By Kayla Whittle
Alien invasions. Families separated. An apocalyptic world. Hearing these descriptions might bring to mind any of the terrible (or terribly entertaining) sci-fi novels. Aliens just aren’t as scary as they once were to audiences. But “The 5th Wave,” is packed with enough action and suspense to scare even the most skeptical readers.
The hit young adult novel by Rick Yancy, “The 5th Wave” is the first in a trilogy about life on Earth after five waves of an alien invasion. The first wave takes out all technology — electricity, phones and cars included. The second wave sets off a tsunami that affects all continents. The third wave starts a plague and in the fourth wave, aliens arrive on Earth. But they don’t look like the kind of space monsters you might picture when you think of alien invasions. The aliens can look and act human — they could even be your best friend. No one can trust anyone else when they may secretly be an alien willing to betray and kill them.
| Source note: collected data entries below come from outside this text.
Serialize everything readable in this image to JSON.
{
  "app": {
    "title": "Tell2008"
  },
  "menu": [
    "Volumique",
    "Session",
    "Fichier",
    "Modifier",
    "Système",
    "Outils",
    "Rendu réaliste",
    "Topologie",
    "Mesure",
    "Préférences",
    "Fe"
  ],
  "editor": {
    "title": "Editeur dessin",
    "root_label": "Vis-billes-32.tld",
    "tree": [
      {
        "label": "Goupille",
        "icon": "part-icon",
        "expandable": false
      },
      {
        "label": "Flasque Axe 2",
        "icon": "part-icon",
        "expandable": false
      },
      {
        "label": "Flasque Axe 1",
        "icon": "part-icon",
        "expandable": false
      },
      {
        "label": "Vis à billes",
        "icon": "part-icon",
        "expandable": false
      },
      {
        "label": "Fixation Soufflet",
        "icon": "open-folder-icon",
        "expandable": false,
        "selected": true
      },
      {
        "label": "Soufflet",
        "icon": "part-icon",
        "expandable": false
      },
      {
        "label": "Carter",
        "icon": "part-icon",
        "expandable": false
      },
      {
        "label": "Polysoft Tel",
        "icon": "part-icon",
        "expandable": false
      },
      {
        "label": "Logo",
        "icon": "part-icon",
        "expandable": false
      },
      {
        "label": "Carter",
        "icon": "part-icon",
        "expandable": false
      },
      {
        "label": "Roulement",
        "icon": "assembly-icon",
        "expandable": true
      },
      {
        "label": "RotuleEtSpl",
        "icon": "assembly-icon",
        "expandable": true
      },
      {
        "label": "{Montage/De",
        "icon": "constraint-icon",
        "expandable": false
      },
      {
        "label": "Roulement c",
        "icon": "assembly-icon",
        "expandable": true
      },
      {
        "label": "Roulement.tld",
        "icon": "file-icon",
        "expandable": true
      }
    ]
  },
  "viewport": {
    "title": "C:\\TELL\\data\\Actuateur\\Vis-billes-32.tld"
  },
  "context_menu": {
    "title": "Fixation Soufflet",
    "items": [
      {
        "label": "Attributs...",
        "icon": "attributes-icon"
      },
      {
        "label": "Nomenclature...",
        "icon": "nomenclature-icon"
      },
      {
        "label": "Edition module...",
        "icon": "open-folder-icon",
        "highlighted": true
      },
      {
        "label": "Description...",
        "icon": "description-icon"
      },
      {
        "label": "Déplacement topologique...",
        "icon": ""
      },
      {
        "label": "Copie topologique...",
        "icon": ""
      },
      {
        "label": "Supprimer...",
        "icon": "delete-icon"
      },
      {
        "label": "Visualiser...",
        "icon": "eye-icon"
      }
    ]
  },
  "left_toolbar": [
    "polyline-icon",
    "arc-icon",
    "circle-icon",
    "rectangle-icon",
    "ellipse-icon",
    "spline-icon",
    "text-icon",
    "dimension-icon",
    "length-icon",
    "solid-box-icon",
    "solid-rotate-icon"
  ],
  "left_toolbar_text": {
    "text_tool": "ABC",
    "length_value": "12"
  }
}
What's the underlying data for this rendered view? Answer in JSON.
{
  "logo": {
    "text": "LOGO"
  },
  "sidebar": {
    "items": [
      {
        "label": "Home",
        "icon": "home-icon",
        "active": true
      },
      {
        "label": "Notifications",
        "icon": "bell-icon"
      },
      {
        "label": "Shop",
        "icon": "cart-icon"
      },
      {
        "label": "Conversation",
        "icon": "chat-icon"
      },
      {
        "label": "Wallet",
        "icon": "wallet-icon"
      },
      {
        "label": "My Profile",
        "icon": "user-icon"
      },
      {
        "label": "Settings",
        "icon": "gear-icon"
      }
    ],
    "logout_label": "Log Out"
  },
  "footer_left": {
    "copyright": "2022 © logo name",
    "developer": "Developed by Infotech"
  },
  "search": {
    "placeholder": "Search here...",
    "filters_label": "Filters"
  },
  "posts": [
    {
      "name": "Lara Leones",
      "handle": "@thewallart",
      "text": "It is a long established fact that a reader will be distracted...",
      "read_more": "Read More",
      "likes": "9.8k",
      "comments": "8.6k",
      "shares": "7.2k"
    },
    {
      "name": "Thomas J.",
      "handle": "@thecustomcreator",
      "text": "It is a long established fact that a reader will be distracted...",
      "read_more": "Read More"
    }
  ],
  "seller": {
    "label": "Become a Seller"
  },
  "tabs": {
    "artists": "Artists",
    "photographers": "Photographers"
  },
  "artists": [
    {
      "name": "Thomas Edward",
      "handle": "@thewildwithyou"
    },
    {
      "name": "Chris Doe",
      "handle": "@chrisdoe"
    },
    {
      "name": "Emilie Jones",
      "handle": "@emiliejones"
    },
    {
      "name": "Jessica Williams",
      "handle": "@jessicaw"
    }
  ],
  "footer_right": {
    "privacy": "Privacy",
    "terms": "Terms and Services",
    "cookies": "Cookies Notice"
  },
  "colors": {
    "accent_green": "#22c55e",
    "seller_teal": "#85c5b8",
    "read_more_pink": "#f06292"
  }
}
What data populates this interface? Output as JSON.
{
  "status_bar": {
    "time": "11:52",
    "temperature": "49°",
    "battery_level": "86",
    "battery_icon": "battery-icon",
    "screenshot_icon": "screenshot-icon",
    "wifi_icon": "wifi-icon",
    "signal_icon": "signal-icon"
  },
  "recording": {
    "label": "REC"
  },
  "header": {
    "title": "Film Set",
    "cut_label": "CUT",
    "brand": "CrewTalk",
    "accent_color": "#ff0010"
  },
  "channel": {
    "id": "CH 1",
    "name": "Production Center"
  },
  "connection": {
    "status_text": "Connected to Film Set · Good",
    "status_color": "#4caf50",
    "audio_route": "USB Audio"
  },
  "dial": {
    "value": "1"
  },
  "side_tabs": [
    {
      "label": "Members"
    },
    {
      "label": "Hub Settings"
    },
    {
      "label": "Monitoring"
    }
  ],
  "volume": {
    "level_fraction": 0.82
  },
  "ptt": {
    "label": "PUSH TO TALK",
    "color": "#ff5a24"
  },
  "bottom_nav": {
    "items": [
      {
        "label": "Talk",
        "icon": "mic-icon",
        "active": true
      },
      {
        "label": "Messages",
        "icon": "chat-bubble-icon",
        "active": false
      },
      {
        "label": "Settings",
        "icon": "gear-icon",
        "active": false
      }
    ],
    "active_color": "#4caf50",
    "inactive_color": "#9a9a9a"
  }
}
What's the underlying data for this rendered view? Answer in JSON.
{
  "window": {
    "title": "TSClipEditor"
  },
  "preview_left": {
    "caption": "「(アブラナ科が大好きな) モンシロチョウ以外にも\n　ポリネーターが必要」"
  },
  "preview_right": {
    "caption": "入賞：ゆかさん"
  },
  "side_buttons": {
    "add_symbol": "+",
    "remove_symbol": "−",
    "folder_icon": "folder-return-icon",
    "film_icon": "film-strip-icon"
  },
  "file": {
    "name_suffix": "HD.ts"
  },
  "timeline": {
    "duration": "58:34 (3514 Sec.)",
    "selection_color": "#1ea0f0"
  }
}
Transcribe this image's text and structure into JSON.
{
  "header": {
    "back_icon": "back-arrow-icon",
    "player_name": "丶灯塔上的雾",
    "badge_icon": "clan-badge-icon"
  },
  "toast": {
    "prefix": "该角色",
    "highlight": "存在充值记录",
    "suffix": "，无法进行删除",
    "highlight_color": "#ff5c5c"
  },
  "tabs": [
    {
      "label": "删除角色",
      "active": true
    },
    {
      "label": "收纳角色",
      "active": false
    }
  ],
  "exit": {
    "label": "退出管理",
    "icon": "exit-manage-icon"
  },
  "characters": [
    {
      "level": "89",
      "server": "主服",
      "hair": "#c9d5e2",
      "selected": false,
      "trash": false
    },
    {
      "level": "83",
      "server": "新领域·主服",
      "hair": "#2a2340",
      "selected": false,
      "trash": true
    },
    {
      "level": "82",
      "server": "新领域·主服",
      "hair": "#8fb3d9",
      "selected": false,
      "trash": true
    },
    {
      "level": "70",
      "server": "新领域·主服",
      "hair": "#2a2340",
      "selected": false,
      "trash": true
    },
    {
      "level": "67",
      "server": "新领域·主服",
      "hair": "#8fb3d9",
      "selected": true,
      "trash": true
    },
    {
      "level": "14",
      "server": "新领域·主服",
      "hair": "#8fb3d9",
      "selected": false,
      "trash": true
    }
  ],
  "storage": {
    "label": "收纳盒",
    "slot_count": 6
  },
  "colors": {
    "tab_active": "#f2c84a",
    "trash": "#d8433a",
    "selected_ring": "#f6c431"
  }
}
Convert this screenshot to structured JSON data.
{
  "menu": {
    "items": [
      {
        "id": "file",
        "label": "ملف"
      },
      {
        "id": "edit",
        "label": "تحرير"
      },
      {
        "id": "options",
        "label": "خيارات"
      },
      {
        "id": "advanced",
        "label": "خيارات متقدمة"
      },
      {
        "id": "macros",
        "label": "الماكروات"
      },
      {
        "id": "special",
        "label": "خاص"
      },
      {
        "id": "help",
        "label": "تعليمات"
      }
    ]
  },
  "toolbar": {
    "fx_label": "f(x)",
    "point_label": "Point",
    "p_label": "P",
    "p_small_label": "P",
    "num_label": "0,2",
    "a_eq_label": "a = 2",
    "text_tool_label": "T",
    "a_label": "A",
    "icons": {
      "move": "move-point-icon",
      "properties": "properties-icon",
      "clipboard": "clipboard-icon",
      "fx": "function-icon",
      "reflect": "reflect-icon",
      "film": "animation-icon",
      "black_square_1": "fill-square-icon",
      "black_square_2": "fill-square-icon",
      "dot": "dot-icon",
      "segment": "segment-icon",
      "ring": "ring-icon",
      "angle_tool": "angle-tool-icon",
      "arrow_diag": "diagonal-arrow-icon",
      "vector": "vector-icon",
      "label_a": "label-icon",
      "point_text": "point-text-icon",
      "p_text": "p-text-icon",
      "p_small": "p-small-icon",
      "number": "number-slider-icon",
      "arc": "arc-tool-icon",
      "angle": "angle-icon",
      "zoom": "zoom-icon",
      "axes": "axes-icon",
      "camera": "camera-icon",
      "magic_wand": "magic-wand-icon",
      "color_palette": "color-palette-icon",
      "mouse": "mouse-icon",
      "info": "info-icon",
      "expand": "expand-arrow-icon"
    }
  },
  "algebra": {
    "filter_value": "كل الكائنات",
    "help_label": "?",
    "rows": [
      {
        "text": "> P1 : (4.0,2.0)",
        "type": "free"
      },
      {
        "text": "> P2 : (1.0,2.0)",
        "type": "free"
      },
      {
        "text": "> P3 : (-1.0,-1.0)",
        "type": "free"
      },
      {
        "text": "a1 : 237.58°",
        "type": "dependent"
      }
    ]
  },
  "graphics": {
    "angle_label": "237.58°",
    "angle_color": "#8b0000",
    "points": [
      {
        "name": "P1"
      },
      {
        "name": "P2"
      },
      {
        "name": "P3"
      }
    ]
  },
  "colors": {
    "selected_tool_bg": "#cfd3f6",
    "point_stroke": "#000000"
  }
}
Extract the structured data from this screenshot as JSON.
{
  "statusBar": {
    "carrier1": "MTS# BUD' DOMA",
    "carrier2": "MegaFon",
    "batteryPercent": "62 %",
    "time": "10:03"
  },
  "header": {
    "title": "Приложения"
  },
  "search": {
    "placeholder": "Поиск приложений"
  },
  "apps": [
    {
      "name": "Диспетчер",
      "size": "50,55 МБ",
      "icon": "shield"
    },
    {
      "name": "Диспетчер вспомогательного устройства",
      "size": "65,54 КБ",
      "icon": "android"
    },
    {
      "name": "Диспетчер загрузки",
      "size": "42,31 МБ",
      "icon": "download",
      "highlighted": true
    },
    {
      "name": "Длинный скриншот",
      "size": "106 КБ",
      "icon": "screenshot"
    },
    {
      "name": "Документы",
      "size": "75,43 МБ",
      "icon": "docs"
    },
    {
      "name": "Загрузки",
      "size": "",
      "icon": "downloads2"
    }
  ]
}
“The 5th Wave” begins after most of this devastation, when humanity is struggling to regroup and survive long enough to understand what the invaders may try to throw at them next. As soon as the book begins, it never pauses for a breath. The main character Cassie spends the novel traveling through alien-occupied territory searching for her brother, Sammy. As the story unfolds, it is revealed that he was taken by the aliens for unknown purposes and more sinister pieces of the plot fall into place. Cassie needs to decide who can be trusted to help her reach her brother before it is too late.
The book is so intense that you’ll find yourself questioning every person and situation that comes up and it’s easy to see why all of the characters are so paranoid. You’ll identify with them as you navigate the plot twists and try to come out on top. It’s impossible to guess what could happen next — and there are two books that take place after this first installment. With great characters and a better plot to support them, anything is possible.
Recent plans to adapt the series into a film triology is a smart and sure-to-be successful idea. “The 5th Wave” reads like it could be a movie — the writing is so well-done that the characters and scenes, battles included, can easily be visualized. As with any young adult book-to-movie adaptation, it seems like it will be up to the support or denouncement of the fans to determine whether “The 5th Wave” will be a lasting phenomenon.